Now you need to use stuff like "model_users" to avoid collisions, and where does that save you on typing compared to "\Model\Users" ?

The big advantage of namespaces is that you can make your application truely modular, and create reusable components, which reduces development a lot, especially if there is a theming/templating engine that allows you to separate the view logic from the component.

We've switched from CI to another framework two years ago due to the limitations of CI, and we have found that:
- on avarage we code a third faster
- code produced is much better maintainable and re-usable
- a framework in active development means getting new features for getting the job done even better
- it runs faster and uses a lot less memory for the same task

The last point btw is mainly due to the fact that to make something decent of CI, you'll have to bolt on tons of stuff that the framework doesn't provide, and you'll have to overload lots of system classes and hack your way into the core to deal with inadequacies in the core code.

I don't expect any major advances here. CI is a victim of it's own success. It didn't evolve, and is now stuck in the past. Modernizing it would basically mean rewriting the framework, but then it isn't CI anymore, and all your reasons to stick with it and not use a more modern framework would dissappear. A catch-22...

#9
[eluser]John Fuller[/eluser]
Fast paced development and bleeding edge have never been selling points of CodeIgniter. It even started out with an emphasis of being PHP 4.x compatible so that you could install it on any hosting provider.

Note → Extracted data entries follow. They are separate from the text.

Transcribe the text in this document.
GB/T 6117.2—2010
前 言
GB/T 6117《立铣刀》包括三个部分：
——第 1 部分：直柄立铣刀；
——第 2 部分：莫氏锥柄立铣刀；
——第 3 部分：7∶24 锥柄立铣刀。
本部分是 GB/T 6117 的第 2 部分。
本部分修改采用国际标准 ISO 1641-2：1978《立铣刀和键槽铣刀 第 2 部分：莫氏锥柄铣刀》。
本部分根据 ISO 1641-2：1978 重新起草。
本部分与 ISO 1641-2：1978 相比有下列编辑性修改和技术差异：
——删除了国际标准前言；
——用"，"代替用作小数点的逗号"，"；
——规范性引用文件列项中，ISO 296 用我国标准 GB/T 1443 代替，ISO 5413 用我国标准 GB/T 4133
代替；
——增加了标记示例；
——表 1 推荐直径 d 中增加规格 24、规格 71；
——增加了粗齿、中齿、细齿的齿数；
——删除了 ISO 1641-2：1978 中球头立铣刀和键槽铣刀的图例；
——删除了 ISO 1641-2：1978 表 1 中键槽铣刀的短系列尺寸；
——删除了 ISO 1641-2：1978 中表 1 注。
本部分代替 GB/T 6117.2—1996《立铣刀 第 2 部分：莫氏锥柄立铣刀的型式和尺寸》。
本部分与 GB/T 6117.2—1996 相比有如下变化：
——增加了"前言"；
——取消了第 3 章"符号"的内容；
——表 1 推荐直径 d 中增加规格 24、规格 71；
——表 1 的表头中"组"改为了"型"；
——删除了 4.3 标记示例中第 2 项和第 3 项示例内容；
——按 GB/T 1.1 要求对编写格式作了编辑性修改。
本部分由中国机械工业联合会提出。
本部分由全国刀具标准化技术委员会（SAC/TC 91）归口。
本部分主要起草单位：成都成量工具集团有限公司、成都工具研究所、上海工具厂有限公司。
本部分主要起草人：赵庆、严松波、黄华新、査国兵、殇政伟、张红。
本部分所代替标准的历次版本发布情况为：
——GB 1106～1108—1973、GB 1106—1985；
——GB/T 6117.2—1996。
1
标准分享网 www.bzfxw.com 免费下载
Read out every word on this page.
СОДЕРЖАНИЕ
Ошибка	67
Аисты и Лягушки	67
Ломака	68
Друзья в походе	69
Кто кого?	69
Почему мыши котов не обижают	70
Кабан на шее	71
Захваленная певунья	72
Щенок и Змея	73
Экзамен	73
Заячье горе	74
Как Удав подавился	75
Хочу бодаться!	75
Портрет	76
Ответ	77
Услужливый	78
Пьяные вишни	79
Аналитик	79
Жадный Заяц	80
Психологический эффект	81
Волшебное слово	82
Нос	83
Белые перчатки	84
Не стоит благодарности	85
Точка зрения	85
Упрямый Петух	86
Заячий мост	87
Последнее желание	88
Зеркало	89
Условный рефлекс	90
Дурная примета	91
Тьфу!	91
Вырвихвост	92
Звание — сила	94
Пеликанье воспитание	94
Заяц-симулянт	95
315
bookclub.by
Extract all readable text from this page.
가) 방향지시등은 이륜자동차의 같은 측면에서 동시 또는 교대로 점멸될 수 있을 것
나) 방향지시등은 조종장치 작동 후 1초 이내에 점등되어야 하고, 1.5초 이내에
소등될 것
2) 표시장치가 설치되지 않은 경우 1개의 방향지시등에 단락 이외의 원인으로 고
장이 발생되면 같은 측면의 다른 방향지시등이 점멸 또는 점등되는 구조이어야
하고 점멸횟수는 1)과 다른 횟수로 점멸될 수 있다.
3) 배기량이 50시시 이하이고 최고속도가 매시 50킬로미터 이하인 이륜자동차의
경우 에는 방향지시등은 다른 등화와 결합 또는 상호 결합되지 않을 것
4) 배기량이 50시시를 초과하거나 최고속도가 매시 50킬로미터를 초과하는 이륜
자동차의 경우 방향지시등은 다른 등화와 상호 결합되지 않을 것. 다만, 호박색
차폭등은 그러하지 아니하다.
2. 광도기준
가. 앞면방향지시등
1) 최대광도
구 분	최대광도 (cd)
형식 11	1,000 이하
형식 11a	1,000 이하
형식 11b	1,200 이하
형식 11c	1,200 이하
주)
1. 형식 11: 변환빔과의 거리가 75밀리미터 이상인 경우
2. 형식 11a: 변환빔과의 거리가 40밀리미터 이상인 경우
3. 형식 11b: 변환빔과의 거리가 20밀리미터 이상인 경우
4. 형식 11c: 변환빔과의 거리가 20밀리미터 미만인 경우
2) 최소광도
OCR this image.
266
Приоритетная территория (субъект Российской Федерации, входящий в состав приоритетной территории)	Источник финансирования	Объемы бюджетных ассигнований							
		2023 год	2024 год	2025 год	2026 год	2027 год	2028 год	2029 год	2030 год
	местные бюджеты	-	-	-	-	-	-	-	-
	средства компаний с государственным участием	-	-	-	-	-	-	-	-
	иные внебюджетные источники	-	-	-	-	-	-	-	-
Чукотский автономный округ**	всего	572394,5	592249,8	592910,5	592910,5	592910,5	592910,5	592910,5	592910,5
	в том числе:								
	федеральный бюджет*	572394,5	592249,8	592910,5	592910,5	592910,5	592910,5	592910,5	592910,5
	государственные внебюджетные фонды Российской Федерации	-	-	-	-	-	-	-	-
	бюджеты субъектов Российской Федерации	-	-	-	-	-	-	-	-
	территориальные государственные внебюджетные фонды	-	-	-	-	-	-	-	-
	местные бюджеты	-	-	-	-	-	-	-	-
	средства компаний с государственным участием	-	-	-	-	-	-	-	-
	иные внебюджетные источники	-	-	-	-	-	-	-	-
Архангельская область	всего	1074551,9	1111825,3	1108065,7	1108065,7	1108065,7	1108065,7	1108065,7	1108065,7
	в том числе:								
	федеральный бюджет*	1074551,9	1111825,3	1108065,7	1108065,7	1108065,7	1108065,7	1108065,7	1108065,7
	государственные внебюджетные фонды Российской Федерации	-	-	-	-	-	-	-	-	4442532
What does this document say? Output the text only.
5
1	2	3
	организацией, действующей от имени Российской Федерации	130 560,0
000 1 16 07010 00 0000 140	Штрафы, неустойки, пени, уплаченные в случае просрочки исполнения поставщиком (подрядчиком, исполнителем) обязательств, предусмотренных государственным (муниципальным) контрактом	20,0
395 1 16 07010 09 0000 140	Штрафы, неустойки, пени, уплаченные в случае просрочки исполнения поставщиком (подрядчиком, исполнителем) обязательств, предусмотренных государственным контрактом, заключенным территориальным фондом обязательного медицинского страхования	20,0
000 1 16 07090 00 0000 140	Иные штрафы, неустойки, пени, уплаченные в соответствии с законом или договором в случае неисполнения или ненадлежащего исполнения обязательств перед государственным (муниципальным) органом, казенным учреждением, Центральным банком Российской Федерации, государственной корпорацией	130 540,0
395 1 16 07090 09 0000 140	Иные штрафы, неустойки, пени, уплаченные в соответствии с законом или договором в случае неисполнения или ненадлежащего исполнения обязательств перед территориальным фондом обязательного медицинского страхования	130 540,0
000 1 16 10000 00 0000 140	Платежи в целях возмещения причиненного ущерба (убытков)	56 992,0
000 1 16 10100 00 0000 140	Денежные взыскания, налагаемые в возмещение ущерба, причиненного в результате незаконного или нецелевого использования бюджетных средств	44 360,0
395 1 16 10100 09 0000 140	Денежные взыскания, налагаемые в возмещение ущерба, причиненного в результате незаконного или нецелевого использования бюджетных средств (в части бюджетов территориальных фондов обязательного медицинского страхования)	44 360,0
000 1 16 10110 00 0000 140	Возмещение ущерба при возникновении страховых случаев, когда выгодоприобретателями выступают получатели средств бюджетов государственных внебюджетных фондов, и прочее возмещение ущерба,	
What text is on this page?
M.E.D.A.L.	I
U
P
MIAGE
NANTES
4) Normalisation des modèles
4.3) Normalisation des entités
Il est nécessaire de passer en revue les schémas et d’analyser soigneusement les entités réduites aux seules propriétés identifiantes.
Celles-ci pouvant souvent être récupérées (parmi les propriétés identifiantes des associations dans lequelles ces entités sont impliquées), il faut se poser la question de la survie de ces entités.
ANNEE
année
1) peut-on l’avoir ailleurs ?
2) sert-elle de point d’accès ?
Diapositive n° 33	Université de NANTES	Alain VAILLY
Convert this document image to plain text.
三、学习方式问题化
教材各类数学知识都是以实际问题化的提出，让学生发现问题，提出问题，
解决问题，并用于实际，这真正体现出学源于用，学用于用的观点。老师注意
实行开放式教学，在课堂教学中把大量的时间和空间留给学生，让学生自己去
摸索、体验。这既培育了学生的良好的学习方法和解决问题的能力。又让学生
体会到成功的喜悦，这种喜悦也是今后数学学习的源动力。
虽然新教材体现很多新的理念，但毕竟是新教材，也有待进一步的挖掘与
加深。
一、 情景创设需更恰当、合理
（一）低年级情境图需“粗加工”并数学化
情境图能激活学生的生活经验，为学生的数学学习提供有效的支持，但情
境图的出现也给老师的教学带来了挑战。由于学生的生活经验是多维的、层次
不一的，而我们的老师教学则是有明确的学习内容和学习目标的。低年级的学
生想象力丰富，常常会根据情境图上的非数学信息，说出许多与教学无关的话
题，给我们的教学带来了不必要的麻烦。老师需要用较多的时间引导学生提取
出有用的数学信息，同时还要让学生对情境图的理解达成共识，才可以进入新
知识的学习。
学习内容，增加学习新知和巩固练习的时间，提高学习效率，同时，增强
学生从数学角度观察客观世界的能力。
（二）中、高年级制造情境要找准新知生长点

Back in the day it was closed to outside contributions and people complained about the same sorts of things people are complaining about in this thread. Ellislab probably worked on it whenever they could get to it, which means it probably went for some good stretches without getting touched. Despite all this, it took off.

ExpressionEngine is running on CodeIgniter and Ellislab has a paid team behind it. It's not the latest in ninja technology, but if I were betting on web frameworks which last, CodeIgniter would be one of them.

Anyways, what is a modern web framework these days? The jury is still out, but perhaps it looks more like Silex. Something small and simple that you can build an API with while you push more work to the device on the other end (mobile app, desktop browser, etc.) The sort of web framework that you could build yourself, but you don't have to bother with because someone else did a pretty good job already.

In other words, quit worrying and get back to work.

#10
[eluser]Vheissu[/eluser]
I actually emailed Ellislab and asked some straightforward questions and got answers to all of them within 24 hours which I posted on my blog here in this post: http://ilikekillnerds.com/2013/05/the-si...explained/

Basically, no, Codeigniter is far from dead and it is still a top priority for them as is ExpressionEngine which they are currently in the process of moving over to use the latest version of Codeigniter. They point out that just because there isn't new versions every few weeks doesn't mean it's dead and it's a good point.

Not completely insightful, but does address a few unknowns.